If you examine nodes from their parent, I believe you can do the
substitution in one step. Something like:

for slot,child in ( ('left',self.left), ('right',self.right) ):
if child is not None:
if child.val == 'f':
setattr(self, slot, F.copy().subst('x', child.left))
child.elimF

where .subst returns the modified tree.
if self.left != None: # iterate onward, inf recursion if f
# appears. Would need a check in
# real version
self.left.elimF ()
if self.right != None:
self.right.elimF ()

Terry Jan Reedy
 
B

Bart Kastermans

Terry Reedy said:
If you examine nodes from their parent, I believe you can do the
substitution in one step. Something like:

for slot,child in ( ('left',self.left), ('right',self.right) ):
if child is not None:
if child.val == 'f':
setattr(self, slot, F.copy().subst('x', child.left))
child.elimF

where .subst returns the modified tree.

That worked very well. The option that looks even better to me was
just to build a copy (the exceptional case of the root of the tree
that is needed bugged me a bit). Then self does not have to be
changed at all. Your use of setattr made me find getattr, and this
allowed for a quite smooth (I think) implementation.

def elimF (self):
""" do the substitution of all nodes labelled f.

"""
if self.val == "f":
ret_val = F.subst ('x', self.left)
ret_val.left = NoneOr (ret_val.left, 'elimF')
ret_val.right = NoneOr (ret_val.right, 'elimF')
return ret_val
else:
return Tree (self.val, self.type, \
NoneOr (self.left, 'elimF'), \
NoneOr (self.right, 'elimF') )

This uses the function:

def NoneOr (tree, mem_function, *arguments):
""" if tree is not None then tree.mem_function (arguments). """
if tree == None:
return None
else:
return getattr (tree, mem_function) (*arguments)



Bart
 
P

Paul McGuire

This uses the function:

def NoneOr (tree, mem_function, *arguments):
    """ if tree is not None then tree.mem_function (arguments). """
    if tree == None:
        return None
    else:
        return getattr (tree, mem_function) (*arguments)

Bart

<persnickety>
This code reads wrongly to me on a couple of levels. First, I think
the general computing consensus is that if-then-else is more readable/
logical if you assert the positive condition for the then-part, and
put the alternative condition in the else-part. My impression is that
the non-None-ness of tree is actually the positive assertion, as in:

if tree != None:
return getattr(tree, mem_function)(*arguments)
else:
return None

Next, the more Pythonic test for None-ness is most clearly written as:

if tree is not None:

as there is only one None, and the identity "is not" check is simpler/
faster for Python to execute (and possibly - and more importantly -
also simpler for readers to follow, as this reads more like a
continuous sentence instead of a mixture of prose and mathematical
notations).

One might even suggest you could further abbreviate this test to:

if tree:

and get the same behavior. I would quibble with that, however, that
this merely exploits a side-effect of Python, in which None values are
always False, and *most* non-None values are True. But Python also
interprets many non-None values as False, such as 0, or empty
containers, such as lists, tuples, dicts, and strings. In fact, your
tree class sounds like a structured container to me, and it would be
reasonable to assume that you might implement __nonzero__ (pre-Python
2.6) or __bool__ (Python 2.6 and later) in your class to return False
for an empty tree, which would still be a valid and not-None tree.
You should be able to invoke methods on an empty tree just as one can
call "".upper(). So for this case, I would stick with the more
explicit "if tree is not None".

Another Pythonicity is that methods will *always* return a value, even
if you do not write a return statement - and that value is None. So
if you assert the tree-not-None as the if condition, you don't even
need the else part. You could just write:

def NoneOr (tree, mem_function, *arguments):
""" if tree is not None then tree.mem_function (arguments).
"""
if tree is not None:
return getattr(tree, mem_function)(*arguments)

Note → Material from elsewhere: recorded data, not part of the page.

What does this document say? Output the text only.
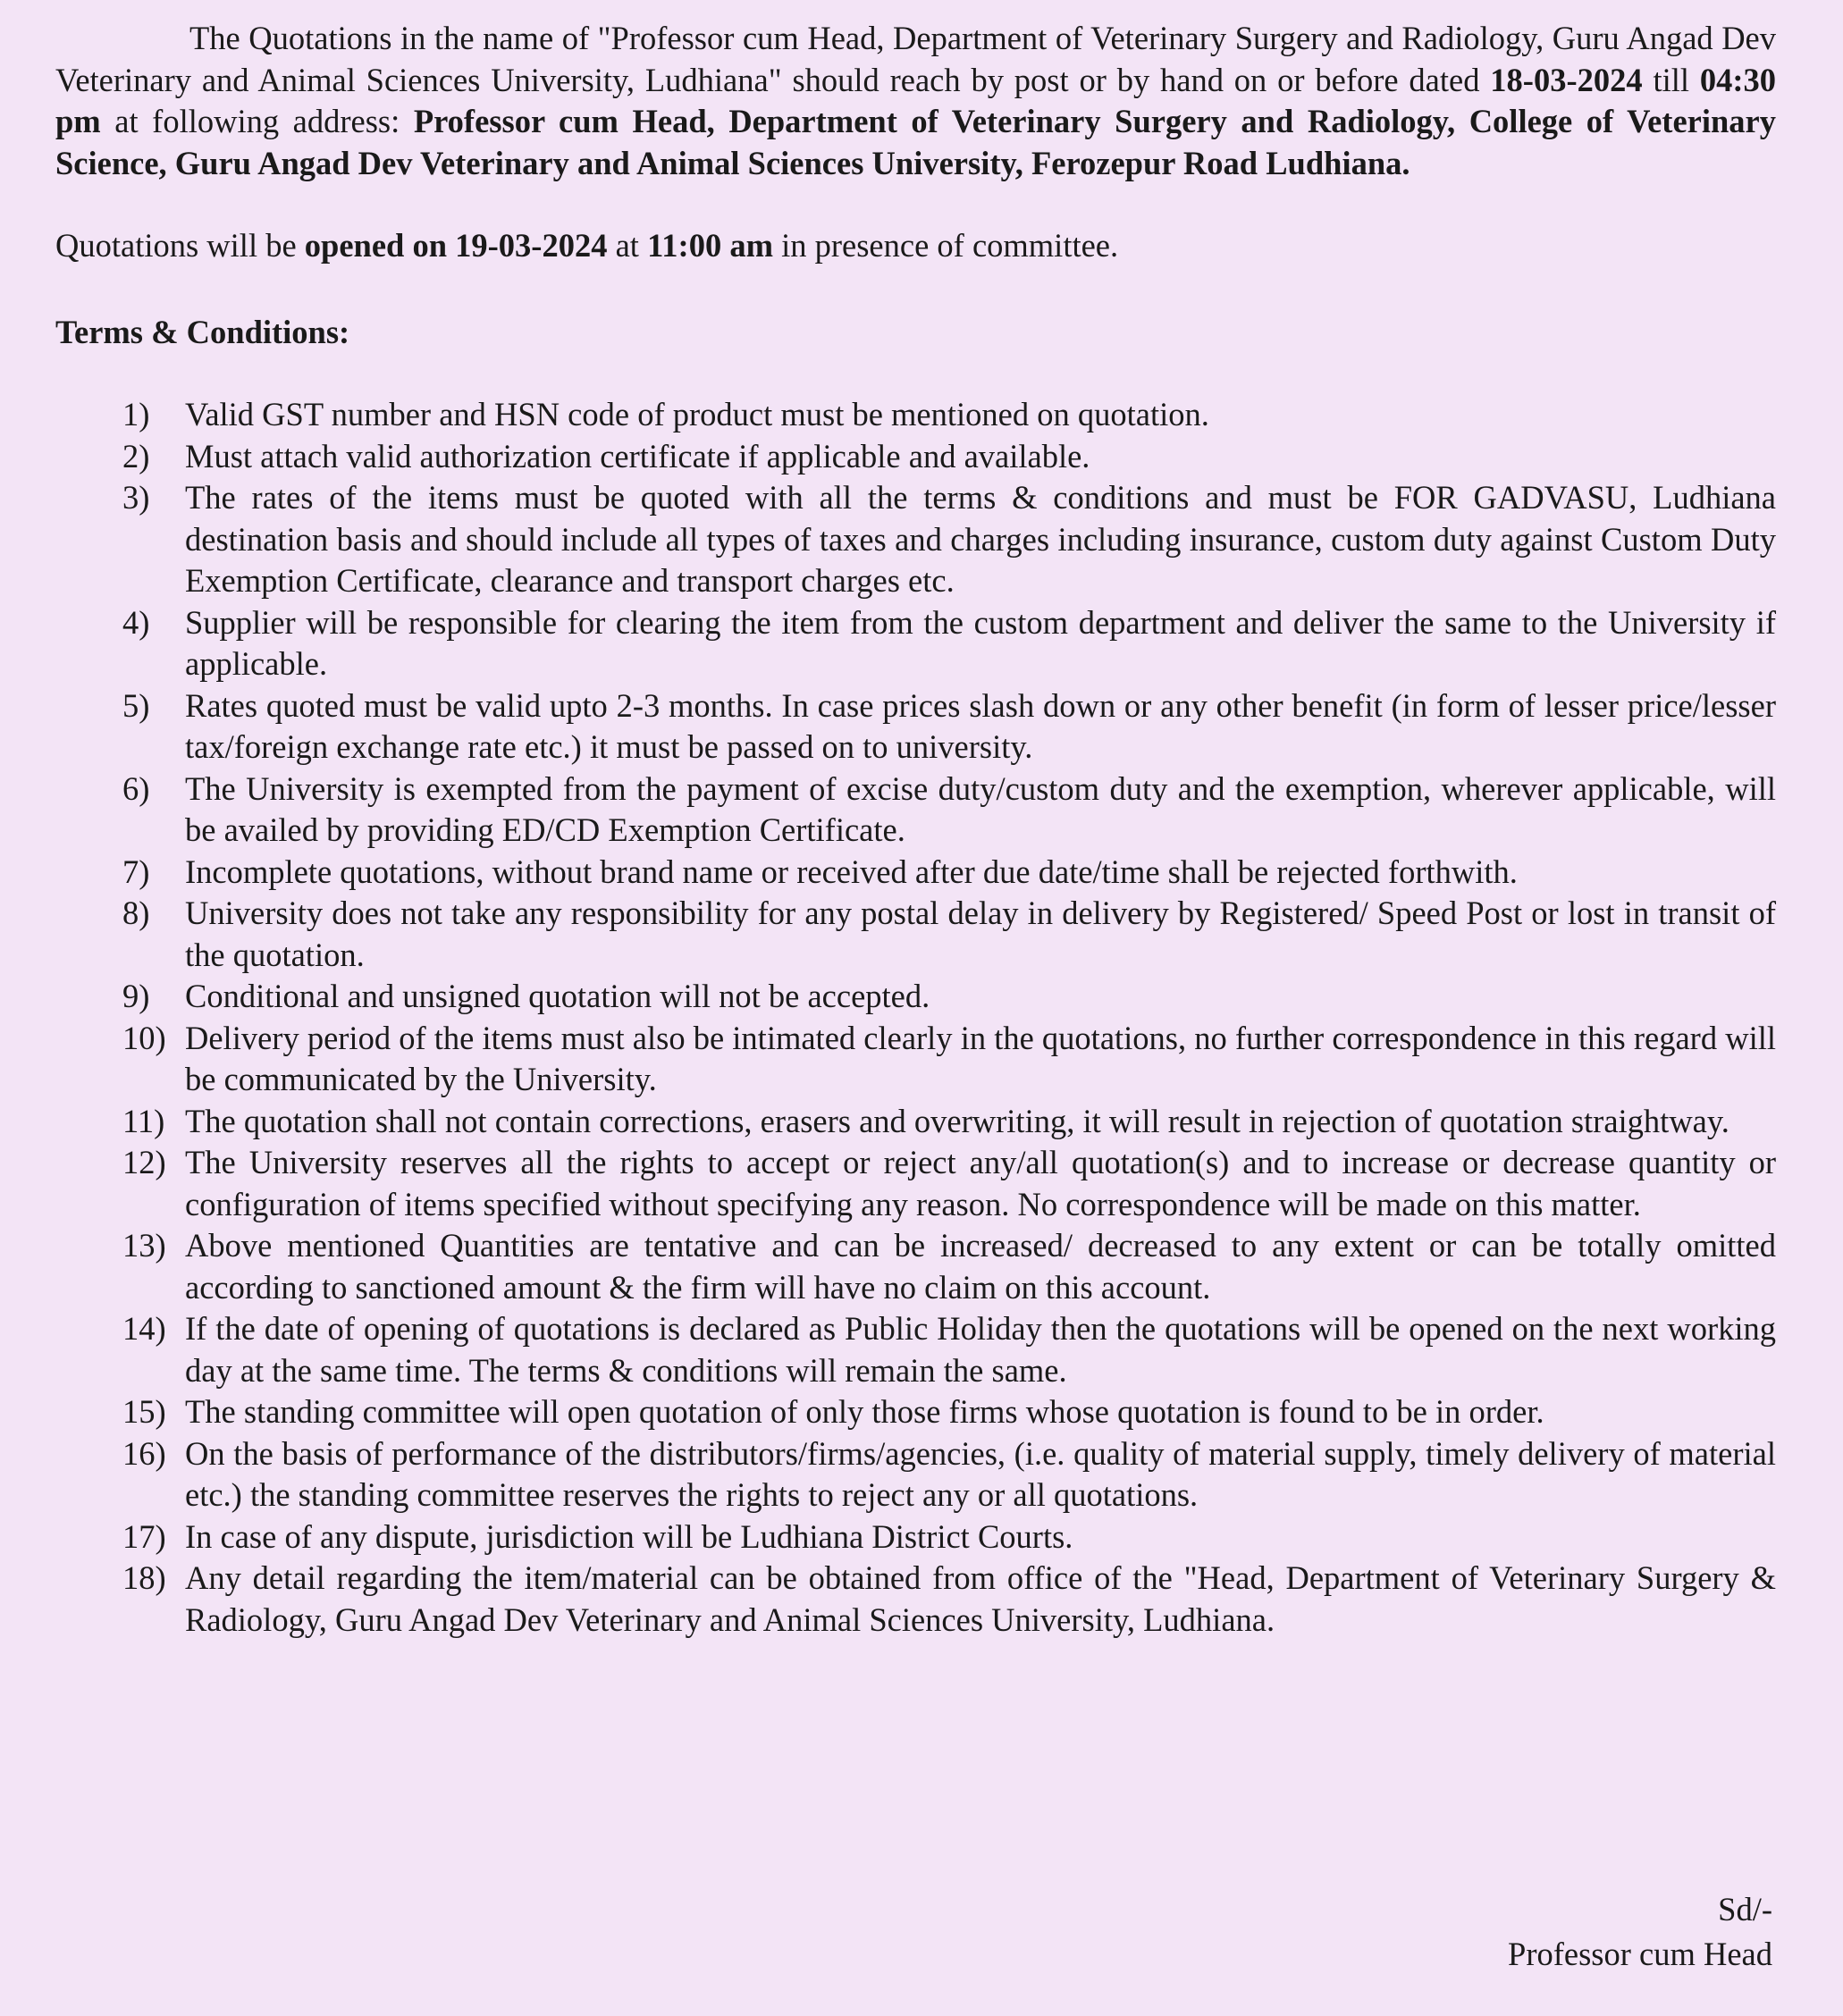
The Quotations in the name of "Professor cum Head, Department of Veterinary Surgery and Radiology, Guru Angad Dev Veterinary and Animal Sciences University, Ludhiana" should reach by post or by hand on or before dated 18-03-2024 till 04:30 pm at following address: Professor cum Head, Department of Veterinary Surgery and Radiology, College of Veterinary Science, Guru Angad Dev Veterinary and Animal Sciences University, Ferozepur Road Ludhiana.

Quotations will be opened on 19-03-2024 at 11:00 am in presence of committee.

Terms & Conditions:

1)	Valid GST number and HSN code of product must be mentioned on quotation.
2)	Must attach valid authorization certificate if applicable and available.
3)	The rates of the items must be quoted with all the terms & conditions and must be FOR GADVASU, Ludhiana destination basis and should include all types of taxes and charges including insurance, custom duty against Custom Duty Exemption Certificate, clearance and transport charges etc.
4)	Supplier will be responsible for clearing the item from the custom department and deliver the same to the University if applicable.
5)	Rates quoted must be valid upto 2-3 months. In case prices slash down or any other benefit (in form of lesser price/lesser tax/foreign exchange rate etc.) it must be passed on to university.
6)	The University is exempted from the payment of excise duty/custom duty and the exemption, wherever applicable, will be availed by providing ED/CD Exemption Certificate.
7)	Incomplete quotations, without brand name or received after due date/time shall be rejected forthwith.
8)	University does not take any responsibility for any postal delay in delivery by Registered/ Speed Post or lost in transit of the quotation.
9)	Conditional and unsigned quotation will not be accepted.
10) Delivery period of the items must also be intimated clearly in the quotations, no further correspondence in this regard will be communicated by the University.
11) The quotation shall not contain corrections, erasers and overwriting, it will result in rejection of quotation straightway.
12) The University reserves all the rights to accept or reject any/all quotation(s) and to increase or decrease quantity or configuration of items specified without specifying any reason. No correspondence will be made on this matter.
13) Above mentioned Quantities are tentative and can be increased/ decreased to any extent or can be totally omitted according to sanctioned amount & the firm will have no claim on this account.
14) If the date of opening of quotations is declared as Public Holiday then the quotations will be opened on the next working day at the same time. The terms & conditions will remain the same.
15) The standing committee will open quotation of only those firms whose quotation is found to be in order.
16) On the basis of performance of the distributors/firms/agencies, (i.e. quality of material supply, timely delivery of material etc.) the standing committee reserves the rights to reject any or all quotations.
17) In case of any dispute, jurisdiction will be Ludhiana District Courts.
18) Any detail regarding the item/material can be obtained from office of the "Head, Department of Veterinary Surgery & Radiology, Guru Angad Dev Veterinary and Animal Sciences University, Ludhiana.
Sd/-
Professor cum Head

Surprisingly, this actually reads almost verbatim from your doc
string! So I would guess that this implementation is probably closest
to your original intent for this method. Still, for explicitness'-
sake, you might want to keep the else-part, just to make your intent
clear and spelled-out. (Complaining about the presence or absence of
this bit of code goes beyond "persnickety"...)
</persnickety>

Note that the original code is perfectly valid Python, and will run
just as efficiently as any of my alternative suggestions, which is why
I enclosed my comments in 'persnickety' (http://
dictionary.reference.com/browse/persnickety) tags.

-- Paul
 
K

Kay Schluehr

I am playing with some trees. In one of the procedures I wrote
for this I am trying to change self to a different tree. A tree
here has four members (val/type/left/right). I found that self = SS
does not work; I have to write self.val = SS.val and the same for
the other members (as shown below). Is there a better way to do this?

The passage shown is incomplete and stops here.